SeatGeek had already moved beyond being a ticket search engine for sporting events and concerts in recent years. It inked a deal with Major League Soccer in July to be the league’s worldwide ticketing partner and, this season, started as Sporting Kansas City’s official primary and resale ticket supplier.
D’Souza said the acquisition of TopTix’s ticket software, known as SRO (Standing Room Only), puts SeatGeek in a better position to secure primary ticketing deals with teams and leagues.
“The typical primary ticket deals run five years, so that means each year about 20% (are up for bid),” he said. “We can shake up the industry.”
This latest round of investment, which SeatGeek is calling its Series D round, brings the total venture capital financing to about $160 million, according to TechCrunch. After SeatGeek incorporates TopTix and its 115 employees, it will have 250 worldwide.

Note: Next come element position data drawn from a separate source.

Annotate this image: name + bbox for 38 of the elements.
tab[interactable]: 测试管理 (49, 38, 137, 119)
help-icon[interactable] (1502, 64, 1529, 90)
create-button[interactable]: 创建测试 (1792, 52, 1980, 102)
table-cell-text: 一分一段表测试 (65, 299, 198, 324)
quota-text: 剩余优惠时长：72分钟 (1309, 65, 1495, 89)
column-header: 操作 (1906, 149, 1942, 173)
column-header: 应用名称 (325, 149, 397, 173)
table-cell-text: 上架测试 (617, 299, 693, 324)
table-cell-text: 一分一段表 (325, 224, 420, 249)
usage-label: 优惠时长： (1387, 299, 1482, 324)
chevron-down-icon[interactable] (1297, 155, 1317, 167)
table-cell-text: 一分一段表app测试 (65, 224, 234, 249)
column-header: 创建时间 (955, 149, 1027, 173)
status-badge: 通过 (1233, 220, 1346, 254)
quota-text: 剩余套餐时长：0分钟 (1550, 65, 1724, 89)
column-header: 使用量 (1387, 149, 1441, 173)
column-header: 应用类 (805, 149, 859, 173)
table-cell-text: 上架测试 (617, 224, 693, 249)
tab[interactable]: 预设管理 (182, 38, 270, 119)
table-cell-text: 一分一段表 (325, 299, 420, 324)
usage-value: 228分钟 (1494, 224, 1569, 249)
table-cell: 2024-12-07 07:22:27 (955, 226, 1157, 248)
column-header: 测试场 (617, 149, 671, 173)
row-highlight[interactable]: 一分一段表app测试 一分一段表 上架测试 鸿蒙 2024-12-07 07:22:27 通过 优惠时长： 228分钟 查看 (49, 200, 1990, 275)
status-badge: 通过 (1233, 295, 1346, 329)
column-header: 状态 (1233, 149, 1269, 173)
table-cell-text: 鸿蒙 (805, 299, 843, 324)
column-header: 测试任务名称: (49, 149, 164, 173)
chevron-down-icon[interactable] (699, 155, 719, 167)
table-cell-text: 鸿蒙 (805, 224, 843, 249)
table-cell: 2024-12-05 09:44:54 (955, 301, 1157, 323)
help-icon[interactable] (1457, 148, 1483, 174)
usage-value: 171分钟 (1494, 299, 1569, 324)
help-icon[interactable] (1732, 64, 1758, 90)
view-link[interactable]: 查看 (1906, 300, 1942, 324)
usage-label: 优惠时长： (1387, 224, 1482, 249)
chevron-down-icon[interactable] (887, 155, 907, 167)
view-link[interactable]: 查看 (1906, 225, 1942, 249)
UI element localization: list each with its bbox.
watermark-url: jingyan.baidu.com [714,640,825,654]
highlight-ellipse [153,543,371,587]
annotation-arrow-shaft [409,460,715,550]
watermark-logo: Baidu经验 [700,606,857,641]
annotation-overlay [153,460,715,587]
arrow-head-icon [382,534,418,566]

SeatGeek’s biggest acquisition previously was a $2.2 million deal to purchase ticket search engine FanSnap in 2013.
The TopTix deal seemingly makes an initial public offering in the coming months more likely for SeatGeek.
“We are big believers in making SeatGeek the biggest business we can, and this acquisition will result in dramatic growth in a huge, untapped market globally,” D’Souza said. “This only helps in our ambitions to be a large, publicly-traded company.”